In my main gatsby-config.js, I call the plugin as follows:

js
module.exports = {
    siteMetadata: {
       ...
    },
    plugins: [
        ...
        {
            resolve: `gatsby-transformer-remark`,
            options: {
                plugins: [
                    {
                        resolve: `gatsby-remark-reading-time`
                    },
                    {
                        resolve: `gatsby-remark-embed-gist`,
                    },
                    {
                        resolve: `gatsby-remark-prismjs`,
                        options: {
                            classPrefix: "language-",
                            aliases: {
                                javascript: 'js'
                            },
                            inlineCodeMarker: '>>',
                            showLineNumbers: false,
                            noInlineHighlight: false,
                            showLanguage: true
                        }
                    }
                ]
            }
        },
        ...
        {
            resolve: `gatsby-transformer-wordpress-markdown`,
            options: {
                turndownPlugins: ['turndown-plugin-gfm']
            }
        }
    ],
};

I haven’t added any tests as such as this is my local plugin. I might need to clean it up a bit. But here are a couple of points:

  1. The plugin needs to tie in during the onCreateNode lifecycle of Gatsby build.
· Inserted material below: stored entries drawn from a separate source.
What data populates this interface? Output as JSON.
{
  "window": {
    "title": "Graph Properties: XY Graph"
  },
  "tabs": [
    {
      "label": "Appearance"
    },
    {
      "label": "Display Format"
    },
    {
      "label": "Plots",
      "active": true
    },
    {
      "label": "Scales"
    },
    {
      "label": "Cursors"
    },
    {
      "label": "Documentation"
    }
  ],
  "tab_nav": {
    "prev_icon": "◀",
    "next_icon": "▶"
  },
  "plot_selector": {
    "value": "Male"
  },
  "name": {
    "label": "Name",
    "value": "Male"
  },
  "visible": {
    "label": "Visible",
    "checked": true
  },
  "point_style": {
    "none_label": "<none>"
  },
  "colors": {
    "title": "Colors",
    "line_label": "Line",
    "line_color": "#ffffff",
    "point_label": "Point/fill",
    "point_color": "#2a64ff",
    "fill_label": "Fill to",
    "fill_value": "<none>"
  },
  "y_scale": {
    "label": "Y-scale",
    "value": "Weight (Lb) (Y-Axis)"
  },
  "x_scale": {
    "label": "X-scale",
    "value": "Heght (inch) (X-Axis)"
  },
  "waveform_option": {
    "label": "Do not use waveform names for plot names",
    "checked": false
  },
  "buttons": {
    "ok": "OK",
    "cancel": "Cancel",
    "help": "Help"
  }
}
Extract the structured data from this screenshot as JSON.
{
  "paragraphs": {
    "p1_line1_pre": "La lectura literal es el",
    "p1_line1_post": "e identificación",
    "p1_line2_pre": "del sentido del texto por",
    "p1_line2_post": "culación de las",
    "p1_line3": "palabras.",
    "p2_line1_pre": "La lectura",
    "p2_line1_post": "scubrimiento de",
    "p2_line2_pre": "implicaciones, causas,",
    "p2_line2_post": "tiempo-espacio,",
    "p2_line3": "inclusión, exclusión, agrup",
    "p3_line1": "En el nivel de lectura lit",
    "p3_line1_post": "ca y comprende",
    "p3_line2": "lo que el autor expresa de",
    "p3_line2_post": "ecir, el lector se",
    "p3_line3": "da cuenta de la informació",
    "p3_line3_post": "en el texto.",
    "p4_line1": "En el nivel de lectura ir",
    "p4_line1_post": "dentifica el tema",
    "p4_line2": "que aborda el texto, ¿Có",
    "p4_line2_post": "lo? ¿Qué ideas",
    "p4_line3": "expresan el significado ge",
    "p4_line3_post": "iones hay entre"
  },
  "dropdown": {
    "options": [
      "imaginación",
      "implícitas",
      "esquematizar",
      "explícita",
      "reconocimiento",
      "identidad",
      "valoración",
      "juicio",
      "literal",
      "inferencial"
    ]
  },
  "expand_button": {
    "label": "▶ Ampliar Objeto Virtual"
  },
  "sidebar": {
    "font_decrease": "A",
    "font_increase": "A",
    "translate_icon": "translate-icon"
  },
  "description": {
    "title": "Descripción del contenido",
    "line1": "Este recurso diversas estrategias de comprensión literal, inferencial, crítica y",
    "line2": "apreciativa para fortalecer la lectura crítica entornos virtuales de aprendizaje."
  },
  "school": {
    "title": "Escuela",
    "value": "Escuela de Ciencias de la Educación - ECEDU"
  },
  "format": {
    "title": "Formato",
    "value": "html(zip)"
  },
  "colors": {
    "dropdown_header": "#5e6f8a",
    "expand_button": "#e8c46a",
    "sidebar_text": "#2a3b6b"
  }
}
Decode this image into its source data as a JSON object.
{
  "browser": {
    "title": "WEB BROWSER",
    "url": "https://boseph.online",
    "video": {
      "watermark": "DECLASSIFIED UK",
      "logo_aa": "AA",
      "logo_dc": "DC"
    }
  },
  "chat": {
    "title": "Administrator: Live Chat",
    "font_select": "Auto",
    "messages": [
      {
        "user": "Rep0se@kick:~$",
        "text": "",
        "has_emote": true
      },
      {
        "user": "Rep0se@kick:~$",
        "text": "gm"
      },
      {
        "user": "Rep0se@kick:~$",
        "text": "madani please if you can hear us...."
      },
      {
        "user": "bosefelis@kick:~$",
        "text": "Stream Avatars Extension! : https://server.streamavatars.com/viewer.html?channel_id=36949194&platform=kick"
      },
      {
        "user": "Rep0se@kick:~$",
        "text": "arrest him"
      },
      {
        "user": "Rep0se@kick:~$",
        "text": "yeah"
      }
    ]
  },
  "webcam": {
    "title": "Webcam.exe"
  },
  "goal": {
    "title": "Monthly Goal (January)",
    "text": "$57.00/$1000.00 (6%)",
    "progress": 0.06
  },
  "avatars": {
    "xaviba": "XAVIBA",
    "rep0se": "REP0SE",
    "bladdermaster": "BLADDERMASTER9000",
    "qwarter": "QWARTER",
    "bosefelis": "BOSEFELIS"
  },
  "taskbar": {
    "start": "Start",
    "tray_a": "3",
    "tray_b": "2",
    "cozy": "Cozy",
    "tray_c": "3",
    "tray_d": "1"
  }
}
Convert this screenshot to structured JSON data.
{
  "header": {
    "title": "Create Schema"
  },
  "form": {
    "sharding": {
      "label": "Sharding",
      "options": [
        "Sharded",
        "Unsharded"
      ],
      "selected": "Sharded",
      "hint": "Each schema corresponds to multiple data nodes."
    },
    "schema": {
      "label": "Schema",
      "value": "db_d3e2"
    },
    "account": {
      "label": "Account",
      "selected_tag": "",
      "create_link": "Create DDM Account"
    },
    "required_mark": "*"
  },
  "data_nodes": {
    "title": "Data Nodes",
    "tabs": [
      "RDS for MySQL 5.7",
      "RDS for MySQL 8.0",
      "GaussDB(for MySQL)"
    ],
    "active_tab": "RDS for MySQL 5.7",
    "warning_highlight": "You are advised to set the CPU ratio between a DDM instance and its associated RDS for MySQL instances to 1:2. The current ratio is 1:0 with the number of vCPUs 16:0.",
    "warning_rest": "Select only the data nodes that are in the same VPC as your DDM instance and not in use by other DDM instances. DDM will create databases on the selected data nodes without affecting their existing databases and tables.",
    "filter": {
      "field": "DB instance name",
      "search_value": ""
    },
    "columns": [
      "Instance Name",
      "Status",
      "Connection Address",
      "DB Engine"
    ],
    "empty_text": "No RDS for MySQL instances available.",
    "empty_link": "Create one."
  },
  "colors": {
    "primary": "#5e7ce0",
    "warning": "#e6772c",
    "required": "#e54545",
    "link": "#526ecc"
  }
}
In the current case, during the creation of a WordPress Post or Page node, the above plugin executes.
  2. Turndown, by itself has a plugin system. I am using the turndown-plugin-gfm plugin. The plugin enables GitHub specific markdowns like tables in the Markdown Output. Line nos 26-35 are options you can pass to the local plugin. I am using all the defaults from the main turndown package.
  3. For each WordPress Post and Page node created, the plugin extracts the HTML content, runs TurndownService against it and creates a Markdown child node of type MarkdownWordpress.
  4. Since a new node of mediaType text/markdown is created, the gatsby-transformer-remark and its sub-plugins are run over them.

Caveats

In pure markdown nodes, the Markdown content is as you have written. However, note that in this case, WordPress has already created a HTML out of your post, and you are converting it back to Markdown. So if you use any special Markdown syntax, they will be lost. I did work around some of them as they were specific to my use case (I will write more on these in a future post), but YMMV.